As the clock strikes midnight on New Year’s Eve, people around the world come together to celebrate the arrival of a brand-new year. While many share common customs like fireworks, parties, and resolutions, some cultures embrace unique and downright quirky traditions that are as diverse as the people who practice them. In this article, we’ll take a fascinating journey across the globe to explore some of the strangest New Year’s traditions that add a distinctive flair to the global celebration.

  1. Spain’s 12 Grapes of Luck:

In Spain, the transition to the new year involves a rather unique grape-eating ritual. As the clock chimes midnight, Spaniards consume 12 grapes, one for each stroke of the clock. The belief is that each grape symbolizes good luck for each month of the coming year. It’s a fun and challenging tradition that has become a staple in Spanish households, with people frantically trying to eat all 12 grapes in sync with the countdown.

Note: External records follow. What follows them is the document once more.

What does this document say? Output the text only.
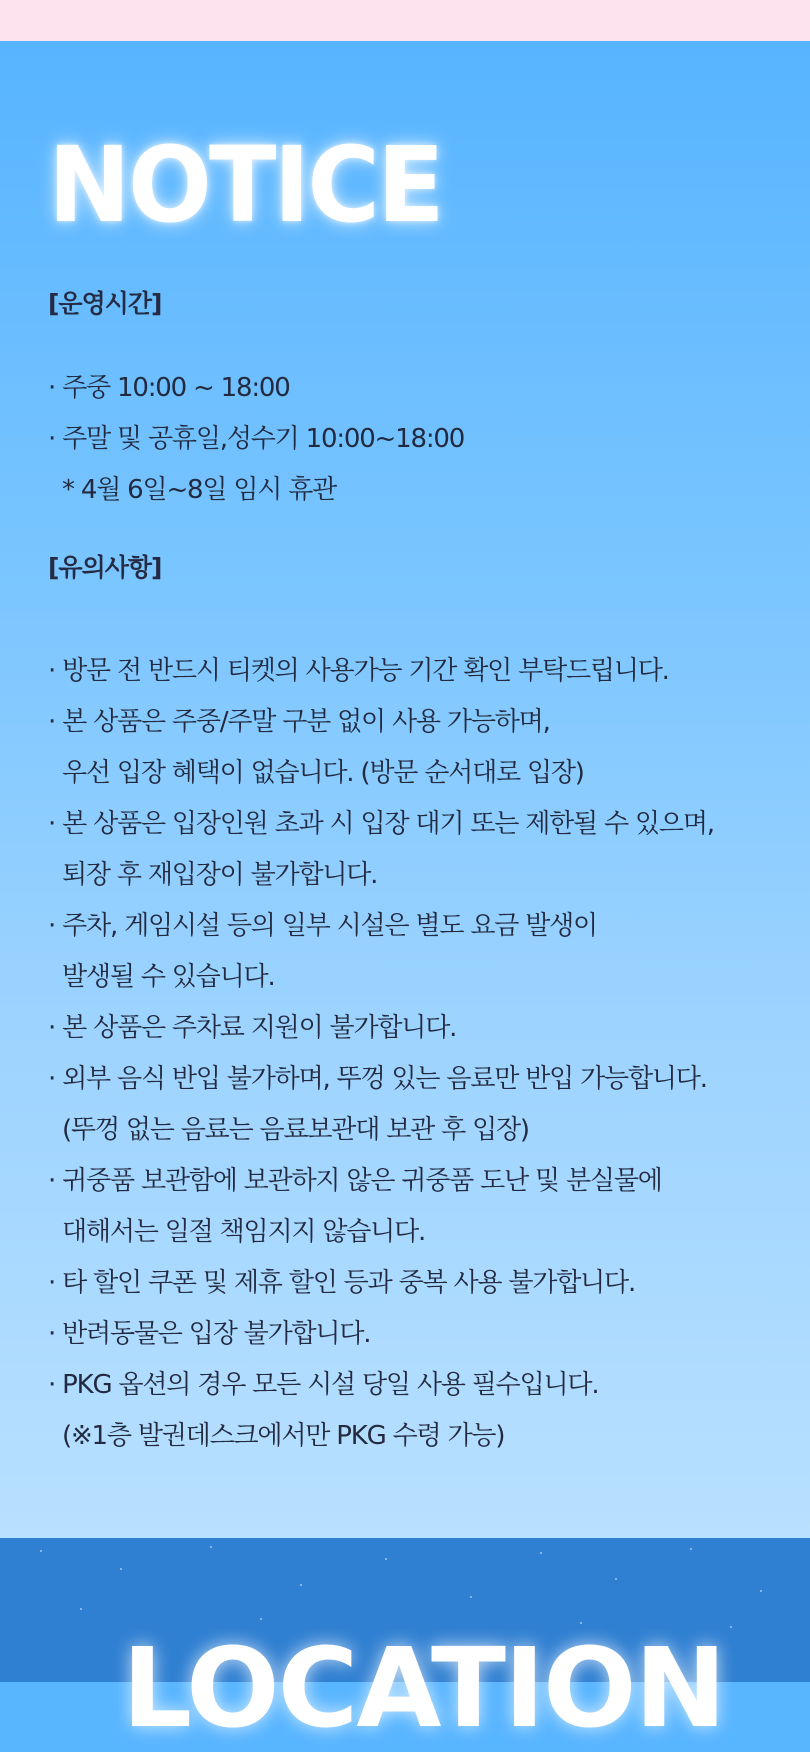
NOTICE
[운영시간]
· 주중 10:00 ~ 18:00
· 주말 및 공휴일,성수기 10:00~18:00
* 4월 6일~8일 임시 휴관
[유의사항]
· 방문 전 반드시 티켓의 사용가능 기간 확인 부탁드립니다.
· 본 상품은 주중/주말 구분 없이 사용 가능하며,
우선 입장 혜택이 없습니다. (방문 순서대로 입장)
· 본 상품은 입장인원 초과 시 입장 대기 또는 제한될 수 있으며,
퇴장 후 재입장이 불가합니다.
· 주차, 게임시설 등의 일부 시설은 별도 요금 발생이
발생될 수 있습니다.
· 본 상품은 주차료 지원이 불가합니다.
· 외부 음식 반입 불가하며, 뚜껑 있는 음료만 반입 가능합니다.
(뚜껑 없는 음료는 음료보관대 보관 후 입장)
· 귀중품 보관함에 보관하지 않은 귀중품 도난 및 분실물에
대해서는 일절 책임지지 않습니다.
· 타 할인 쿠폰 및 제휴 할인 등과 중복 사용 불가합니다.
· 반려동물은 입장 불가합니다.
· PKG 옵션의 경우 모든 시설 당일 사용 필수입니다.
(※1층 발권데스크에서만 PKG 수령 가능)
LOCATION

  1. Japan’s Toshikoshi Soba:

In Japan, the New Year is welcomed with a delicious bowl of toshikoshi soba, a type of noodle dish made from buckwheat. Eating these long noodles is believed to symbolize longevity and the letting go of the past year’s hardships. Japanese families come together to enjoy this special meal, creating a warm and comforting start to the new year.

  1. Denmark’s Broken Dishes:

In Denmark, it’s customary for people to save their old dishes throughout the year and then, on New Year’s Eve, throw them at the doors of their friends and family. The more broken dishes on your doorstep, the more popular you are considered to be. This unique tradition fosters a sense of community and friendship, as people wake up to find a pile of broken dishes on their doorstep as a sign of affection.

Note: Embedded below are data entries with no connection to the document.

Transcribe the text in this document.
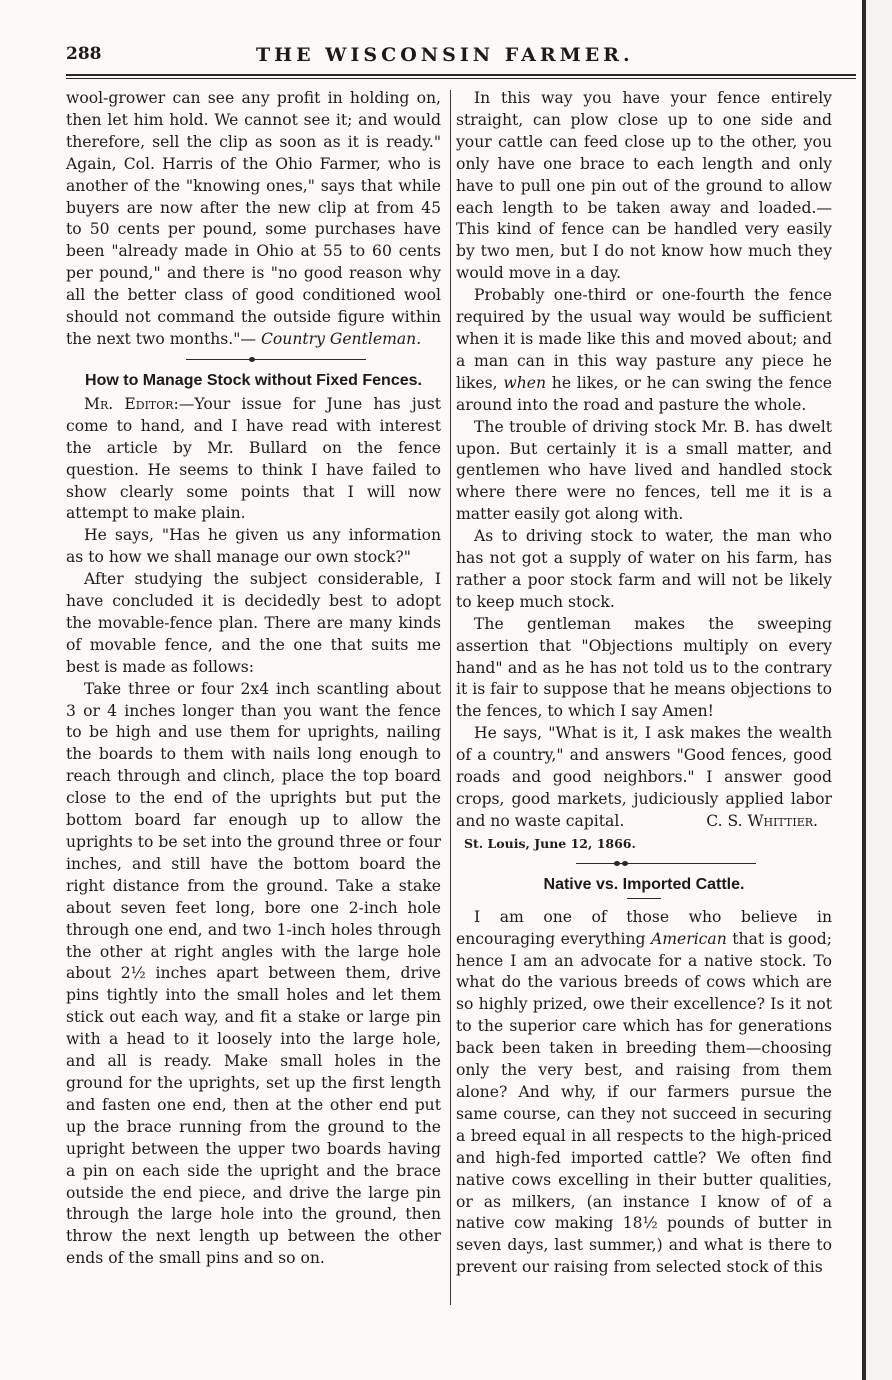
288	THE WISCONSIN FARMER.

wool-grower can see any profit in holding on, then let him hold. We cannot see it; and would therefore, sell the clip as soon as it is ready." Again, Col. Harris of the Ohio Farmer, who is another of the "knowing ones," says that while buyers are now after the new clip at from 45 to 50 cents per pound, some purchases have been "already made in Ohio at 55 to 60 cents per pound," and there is "no good reason why all the better class of good conditioned wool should not command the outside figure within the next two months."— Country Gentleman.

How to Manage Stock without Fixed Fences.

Mr. Editor:—Your issue for June has just come to hand, and I have read with interest the article by Mr. Bullard on the fence question. He seems to think I have failed to show clearly some points that I will now attempt to make plain.

He says, "Has he given us any information as to how we shall manage our own stock?"

After studying the subject considerable, I have concluded it is decidedly best to adopt the movable-fence plan. There are many kinds of movable fence, and the one that suits me best is made as follows:

Take three or four 2x4 inch scantling about 3 or 4 inches longer than you want the fence to be high and use them for uprights, nailing the boards to them with nails long enough to reach through and clinch, place the top board close to the end of the uprights but put the bottom board far enough up to allow the uprights to be set into the ground three or four inches, and still have the bottom board the right distance from the ground. Take a stake about seven feet long, bore one 2-inch hole through one end, and two 1-inch holes through the other at right angles with the large hole about 2½ inches apart between them, drive pins tightly into the small holes and let them stick out each way, and fit a stake or large pin with a head to it loosely into the large hole, and all is ready. Make small holes in the ground for the uprights, set up the first length and fasten one end, then at the other end put up the brace running from the ground to the upright between the upper two boards having a pin on each side the upright and the brace outside the end piece, and drive the large pin through the large hole into the ground, then throw the next length up between the other ends of the small pins and so on.

In this way you have your fence entirely straight, can plow close up to one side and your cattle can feed close up to the other, you only have one brace to each length and only have to pull one pin out of the ground to allow each length to be taken away and loaded.—This kind of fence can be handled very easily by two men, but I do not know how much they would move in a day.

Probably one-third or one-fourth the fence required by the usual way would be sufficient when it is made like this and moved about; and a man can in this way pasture any piece he likes, when he likes, or he can swing the fence around into the road and pasture the whole.

The trouble of driving stock Mr. B. has dwelt upon. But certainly it is a small matter, and gentlemen who have lived and handled stock where there were no fences, tell me it is a matter easily got along with.

As to driving stock to water, the man who has not got a supply of water on his farm, has rather a poor stock farm and will not be likely to keep much stock.

The gentleman makes the sweeping assertion that "Objections multiply on every hand" and as he has not told us to the contrary it is fair to suppose that he means objections to the fences, to which I say Amen!

He says, "What is it, I ask makes the wealth of a country," and answers "Good fences, good roads and good neighbors." I answer good crops, good markets, judiciously applied labor and no waste capital.	C. S. Whittier.

St. Louis, June 12, 1866.

Native vs. Imported Cattle.

I am one of those who believe in encouraging everything American that is good; hence I am an advocate for a native stock. To what do the various breeds of cows which are so highly prized, owe their excellence? Is it not to the superior care which has for generations back been taken in breeding them—choosing only the very best, and raising from them alone? And why, if our farmers pursue the same course, can they not succeed in securing a breed equal in all respects to the high-priced and high-fed imported cattle? We often find native cows excelling in their butter qualities, or as milkers, (an instance I know of of a native cow making 18½ pounds of butter in seven days, last summer,) and what is there to prevent our raising from selected stock of this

  1. Scotland’s First-Footing:

In Scotland, the first person to enter a home after the stroke of midnight is known as the “first-footer.” This person is thought to bring good fortune for the coming year. Traditionally, the first-footer carries symbolic gifts like coins, bread, salt, whisky, and a piece of coal, each representing different aspects of prosperity. Dark-haired first-footers are considered especially lucky, while fair-haired ones are thought to bring misfortune.

  1. South Africa’s Furniture Tossing:

In parts of South Africa, the new year begins with an unconventional cleansing ritual. People throw old furniture out of their windows to symbolize letting go of the past and making a fresh start. While this may raise a few eyebrows, it’s a community-driven tradition that clears out the old to make way for the new, quite literally.


New Year’s traditions around the world reflect the diversity and creativity of cultures across the globe. From grape-eating in Spain to furniture tossing in South Africa, these quirky customs add a touch of excitement and uniqueness to the universal celebration of welcoming a fresh start. As we bid farewell to the old year and embrace the new, let’s take a moment to appreciate the rich tapestry of traditions that make New Year’s Eve a truly global phenomenon.